AlphaFold 3 introduces the "Pairformer," a deep learning architecture inspired by the transformer, which is considered similar to, but simpler than, the Evoformer used in AlphaFold 2. The Pairformer module's initial predictions are refined by a diffusion model. This model begins with a cloud of atoms and iteratively refines their positions, guided by the Pairformer's output, to generate a 3D representation of the molecular structure.
The AlphaFold server was created to provide free access to AlphaFold 3 for non-commercial research. As of November 2025, the AlphaFold 3 research paper has been directly cited more than 9,000 times.

Competitions

CASP13

In December 2018, DeepMind's AlphaFold placed first in the overall rankings of the 13th Critical Assessment of Techniques for Protein Structure Prediction.
The program was particularly successfully predicting the most accurate structure for targets rated as the most difficult by the competition organisers, where no existing template structures were available from proteins with a partially similar sequence.

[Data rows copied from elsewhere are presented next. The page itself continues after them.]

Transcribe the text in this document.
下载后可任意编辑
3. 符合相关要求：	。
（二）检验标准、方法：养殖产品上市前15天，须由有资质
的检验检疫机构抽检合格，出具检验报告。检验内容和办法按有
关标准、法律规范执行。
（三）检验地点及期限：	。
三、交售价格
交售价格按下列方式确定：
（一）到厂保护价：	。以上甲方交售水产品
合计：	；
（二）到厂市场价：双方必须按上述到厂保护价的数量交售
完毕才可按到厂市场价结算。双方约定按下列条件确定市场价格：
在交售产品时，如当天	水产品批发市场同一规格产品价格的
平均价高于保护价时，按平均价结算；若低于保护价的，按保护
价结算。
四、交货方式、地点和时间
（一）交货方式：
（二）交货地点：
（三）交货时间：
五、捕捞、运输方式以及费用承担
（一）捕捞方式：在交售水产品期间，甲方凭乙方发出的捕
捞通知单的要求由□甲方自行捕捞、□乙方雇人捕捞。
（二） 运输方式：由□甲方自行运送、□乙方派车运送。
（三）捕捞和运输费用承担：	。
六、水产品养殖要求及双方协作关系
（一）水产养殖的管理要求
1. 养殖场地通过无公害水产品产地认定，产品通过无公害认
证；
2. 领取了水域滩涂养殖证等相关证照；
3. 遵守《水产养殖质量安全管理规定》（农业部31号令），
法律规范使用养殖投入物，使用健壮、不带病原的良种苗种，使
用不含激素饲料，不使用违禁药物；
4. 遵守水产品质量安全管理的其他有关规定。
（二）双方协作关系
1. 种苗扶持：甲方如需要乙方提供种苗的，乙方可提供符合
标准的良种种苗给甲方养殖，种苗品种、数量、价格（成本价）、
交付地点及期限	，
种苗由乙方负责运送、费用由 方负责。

AlphaFold gave the best prediction for 25 out of 43 protein targets in this class, achieving a median score of 58.9 on the CASP's global distance test score, ahead of 52.5 and 52.4 by the two next best-placed teams, who were also using deep learning to estimate contact distances. Overall, across all targets, AlphaFold 1 achieved a GDT score of 68.5.
In January 2020, implementations and illustrative code of AlphaFold 1 was released open-source on GitHub. but, as stated in the "Read Me" file on that website: "This code can't be used to predict structure of an arbitrary protein sequence. It can be used to predict structure only on the CASP13 dataset. The feature generation code is tightly coupled to our internal infrastructure as well as external tools, hence we are unable to open-source it." Therefore, in essence, the code deposited is not suitable for general use but only for the CASP13 proteins. The company has not announced plans to make their code publicly available as of 5 March 2021.